Case 3: The credit is less than the current subsidy. If the employee’s plan costs only $15,000, the current system subsidy is $4,500 versus a $6,000 tax credit. With the credit, the employee could have a $1,500 tax refund next April 15th. Or, the funds could be deposited in a Roth-type health savings account to be used for medical expenses not covered by the health plan. Funds remaining in the account at year end could be withdrawn tax free.
Remember, in all these examples the cost to the Treasury is the same (based on static forecasting). The ability to convert a very wasteful tax system into one with much better incentives can solve a huge social problem and at the same time leave just about everyone better off.

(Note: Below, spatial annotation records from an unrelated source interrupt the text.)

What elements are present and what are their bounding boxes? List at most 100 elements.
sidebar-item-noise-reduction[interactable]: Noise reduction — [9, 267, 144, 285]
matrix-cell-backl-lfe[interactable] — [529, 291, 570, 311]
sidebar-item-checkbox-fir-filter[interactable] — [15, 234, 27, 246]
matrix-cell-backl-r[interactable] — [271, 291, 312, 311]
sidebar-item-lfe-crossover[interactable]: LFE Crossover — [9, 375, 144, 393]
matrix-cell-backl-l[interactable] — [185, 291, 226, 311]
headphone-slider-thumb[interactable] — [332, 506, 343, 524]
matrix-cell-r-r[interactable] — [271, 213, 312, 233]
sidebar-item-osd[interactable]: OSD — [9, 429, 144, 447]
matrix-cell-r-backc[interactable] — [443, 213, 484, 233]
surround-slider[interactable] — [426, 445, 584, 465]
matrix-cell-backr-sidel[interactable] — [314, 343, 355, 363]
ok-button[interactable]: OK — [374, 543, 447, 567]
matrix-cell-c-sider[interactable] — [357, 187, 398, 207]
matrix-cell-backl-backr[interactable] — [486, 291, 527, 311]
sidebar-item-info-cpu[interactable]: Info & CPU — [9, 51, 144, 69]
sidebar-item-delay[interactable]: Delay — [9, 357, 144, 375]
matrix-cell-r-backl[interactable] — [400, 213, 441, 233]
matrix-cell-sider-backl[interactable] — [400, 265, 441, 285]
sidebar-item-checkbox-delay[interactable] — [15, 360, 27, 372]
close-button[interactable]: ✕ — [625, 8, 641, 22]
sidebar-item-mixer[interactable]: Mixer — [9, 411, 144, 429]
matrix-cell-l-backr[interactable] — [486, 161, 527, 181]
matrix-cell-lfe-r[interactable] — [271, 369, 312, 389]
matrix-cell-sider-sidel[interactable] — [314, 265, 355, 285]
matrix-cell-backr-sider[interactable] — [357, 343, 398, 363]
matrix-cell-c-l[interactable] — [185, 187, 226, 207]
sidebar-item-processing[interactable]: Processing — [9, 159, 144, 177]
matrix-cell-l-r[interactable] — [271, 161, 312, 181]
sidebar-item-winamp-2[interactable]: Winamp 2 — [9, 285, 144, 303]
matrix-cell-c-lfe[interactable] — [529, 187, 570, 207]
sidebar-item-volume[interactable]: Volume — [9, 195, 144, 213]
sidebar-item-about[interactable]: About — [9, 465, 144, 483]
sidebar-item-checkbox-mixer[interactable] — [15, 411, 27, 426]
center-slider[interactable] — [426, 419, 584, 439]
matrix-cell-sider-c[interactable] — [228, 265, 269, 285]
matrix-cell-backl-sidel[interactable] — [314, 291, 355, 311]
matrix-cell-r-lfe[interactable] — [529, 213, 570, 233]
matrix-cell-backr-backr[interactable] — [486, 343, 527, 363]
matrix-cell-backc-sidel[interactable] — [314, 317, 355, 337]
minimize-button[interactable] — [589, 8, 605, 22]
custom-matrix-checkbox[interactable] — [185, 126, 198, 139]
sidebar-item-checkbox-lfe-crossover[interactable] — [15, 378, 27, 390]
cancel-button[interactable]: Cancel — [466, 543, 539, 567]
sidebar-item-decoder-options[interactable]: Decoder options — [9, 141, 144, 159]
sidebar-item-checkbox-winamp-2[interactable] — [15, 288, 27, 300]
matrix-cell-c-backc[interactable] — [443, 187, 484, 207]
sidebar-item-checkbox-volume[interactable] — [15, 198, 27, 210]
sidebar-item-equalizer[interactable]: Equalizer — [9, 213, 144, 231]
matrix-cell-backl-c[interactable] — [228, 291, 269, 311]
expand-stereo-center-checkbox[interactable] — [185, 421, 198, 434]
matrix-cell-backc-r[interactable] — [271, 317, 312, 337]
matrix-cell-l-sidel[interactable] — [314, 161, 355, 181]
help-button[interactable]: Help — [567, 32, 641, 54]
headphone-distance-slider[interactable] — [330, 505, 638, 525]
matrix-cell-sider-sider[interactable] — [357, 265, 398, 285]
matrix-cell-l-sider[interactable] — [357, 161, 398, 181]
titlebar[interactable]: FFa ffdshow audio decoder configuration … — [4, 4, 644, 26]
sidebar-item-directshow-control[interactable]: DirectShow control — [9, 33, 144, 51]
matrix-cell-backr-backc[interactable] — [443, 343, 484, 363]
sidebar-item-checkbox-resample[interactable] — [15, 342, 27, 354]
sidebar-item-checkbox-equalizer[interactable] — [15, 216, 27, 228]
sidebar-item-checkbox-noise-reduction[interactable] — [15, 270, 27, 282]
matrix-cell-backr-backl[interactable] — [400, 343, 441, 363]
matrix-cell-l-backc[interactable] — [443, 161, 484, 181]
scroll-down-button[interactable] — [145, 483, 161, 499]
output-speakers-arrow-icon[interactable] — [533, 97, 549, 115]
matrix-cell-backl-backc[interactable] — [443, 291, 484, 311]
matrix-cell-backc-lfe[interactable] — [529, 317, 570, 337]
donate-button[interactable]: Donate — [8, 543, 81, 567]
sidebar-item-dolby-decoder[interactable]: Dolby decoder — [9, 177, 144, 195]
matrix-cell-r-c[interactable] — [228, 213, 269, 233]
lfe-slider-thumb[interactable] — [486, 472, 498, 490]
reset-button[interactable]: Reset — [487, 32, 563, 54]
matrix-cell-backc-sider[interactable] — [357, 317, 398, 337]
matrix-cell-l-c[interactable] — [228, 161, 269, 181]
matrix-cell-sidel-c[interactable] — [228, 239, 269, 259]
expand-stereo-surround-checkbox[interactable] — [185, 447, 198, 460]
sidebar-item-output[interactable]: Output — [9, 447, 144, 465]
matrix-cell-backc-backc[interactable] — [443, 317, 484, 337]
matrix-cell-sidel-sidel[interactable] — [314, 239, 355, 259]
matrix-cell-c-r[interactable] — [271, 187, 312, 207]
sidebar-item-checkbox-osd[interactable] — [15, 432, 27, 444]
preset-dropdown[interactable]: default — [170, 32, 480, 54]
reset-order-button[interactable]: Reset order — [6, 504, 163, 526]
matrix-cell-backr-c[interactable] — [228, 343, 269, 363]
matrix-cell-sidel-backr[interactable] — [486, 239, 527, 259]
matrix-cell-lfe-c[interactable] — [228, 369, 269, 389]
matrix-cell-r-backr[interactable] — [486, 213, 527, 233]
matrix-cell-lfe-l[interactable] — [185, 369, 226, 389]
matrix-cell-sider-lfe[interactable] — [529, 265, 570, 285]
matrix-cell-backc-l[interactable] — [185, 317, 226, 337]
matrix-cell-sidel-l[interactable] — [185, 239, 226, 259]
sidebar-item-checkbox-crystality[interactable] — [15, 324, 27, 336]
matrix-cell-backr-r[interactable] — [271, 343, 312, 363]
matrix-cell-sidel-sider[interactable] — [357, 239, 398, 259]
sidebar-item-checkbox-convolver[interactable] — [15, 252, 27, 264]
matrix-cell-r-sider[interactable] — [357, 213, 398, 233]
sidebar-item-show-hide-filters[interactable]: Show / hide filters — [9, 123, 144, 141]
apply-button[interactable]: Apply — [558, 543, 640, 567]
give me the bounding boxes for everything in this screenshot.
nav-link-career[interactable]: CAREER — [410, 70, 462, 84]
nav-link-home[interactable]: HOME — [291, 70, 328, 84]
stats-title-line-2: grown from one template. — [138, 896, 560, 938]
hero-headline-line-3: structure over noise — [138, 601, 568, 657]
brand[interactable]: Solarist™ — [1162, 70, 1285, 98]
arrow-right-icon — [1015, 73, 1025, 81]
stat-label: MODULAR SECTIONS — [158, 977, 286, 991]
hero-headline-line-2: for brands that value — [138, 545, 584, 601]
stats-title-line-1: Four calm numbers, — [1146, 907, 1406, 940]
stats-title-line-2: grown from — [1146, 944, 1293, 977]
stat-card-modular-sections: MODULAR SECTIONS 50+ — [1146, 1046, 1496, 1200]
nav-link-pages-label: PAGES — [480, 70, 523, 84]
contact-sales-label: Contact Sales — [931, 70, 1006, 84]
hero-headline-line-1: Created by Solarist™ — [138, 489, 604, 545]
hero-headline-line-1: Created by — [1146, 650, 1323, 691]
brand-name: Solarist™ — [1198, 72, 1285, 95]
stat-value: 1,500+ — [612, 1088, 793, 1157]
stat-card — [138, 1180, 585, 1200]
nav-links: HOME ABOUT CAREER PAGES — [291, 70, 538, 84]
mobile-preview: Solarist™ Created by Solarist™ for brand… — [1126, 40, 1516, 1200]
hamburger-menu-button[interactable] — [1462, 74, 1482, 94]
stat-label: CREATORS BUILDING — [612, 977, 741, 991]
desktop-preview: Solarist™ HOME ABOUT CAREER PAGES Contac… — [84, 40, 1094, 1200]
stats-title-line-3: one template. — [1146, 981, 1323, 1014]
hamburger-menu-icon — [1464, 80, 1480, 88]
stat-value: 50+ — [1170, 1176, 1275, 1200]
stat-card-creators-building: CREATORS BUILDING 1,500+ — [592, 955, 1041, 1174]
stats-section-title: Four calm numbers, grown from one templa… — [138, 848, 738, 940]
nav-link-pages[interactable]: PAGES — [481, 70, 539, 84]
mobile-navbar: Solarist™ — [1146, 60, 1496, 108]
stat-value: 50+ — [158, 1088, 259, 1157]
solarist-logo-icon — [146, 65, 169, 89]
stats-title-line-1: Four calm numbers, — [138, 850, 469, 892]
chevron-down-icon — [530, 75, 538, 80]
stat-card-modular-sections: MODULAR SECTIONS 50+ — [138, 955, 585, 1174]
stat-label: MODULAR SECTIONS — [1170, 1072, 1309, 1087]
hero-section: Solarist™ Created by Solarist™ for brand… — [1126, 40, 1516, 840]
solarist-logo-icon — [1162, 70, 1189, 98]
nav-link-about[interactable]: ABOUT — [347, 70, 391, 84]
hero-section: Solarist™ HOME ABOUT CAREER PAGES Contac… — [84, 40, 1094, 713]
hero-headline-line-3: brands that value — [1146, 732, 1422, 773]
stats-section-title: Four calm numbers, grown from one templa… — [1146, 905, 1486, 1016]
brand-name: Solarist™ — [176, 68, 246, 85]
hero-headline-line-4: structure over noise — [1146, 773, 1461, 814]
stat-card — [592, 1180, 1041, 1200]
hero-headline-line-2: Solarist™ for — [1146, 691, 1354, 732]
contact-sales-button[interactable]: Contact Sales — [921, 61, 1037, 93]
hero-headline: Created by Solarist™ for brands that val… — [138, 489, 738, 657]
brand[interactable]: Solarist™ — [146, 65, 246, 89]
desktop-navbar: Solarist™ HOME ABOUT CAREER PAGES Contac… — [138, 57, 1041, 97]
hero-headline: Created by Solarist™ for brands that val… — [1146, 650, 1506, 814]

When Mark Pauly and I described the tax credit approach in Health Affairs more than 20 years ago we called the subsidy a “fixed dollar tax credit.” And although many of us object to a lot of the particulars, this is the way the government subsidizes private insurance through the (ObamaCare) exchanges. In a health insurance exchange, the subsidy available to an individual is determined by his income and the premium for the second cheapest silver plan. The individual is free to choose any plan. But the tax credit remains fixed, regardless of the choice.
So why not extend the idea to health insurance at work? We would if we followed the advice of the president’s chief economic advisor, Jason Furman. And we would if we followed the advice of Ezekiel Emanuel, the White House medical doctor who helped create the Affordable Care Act.
Given widespread support across the political spectrum, perhaps this is one type of health reform on which all sides can come together and agree.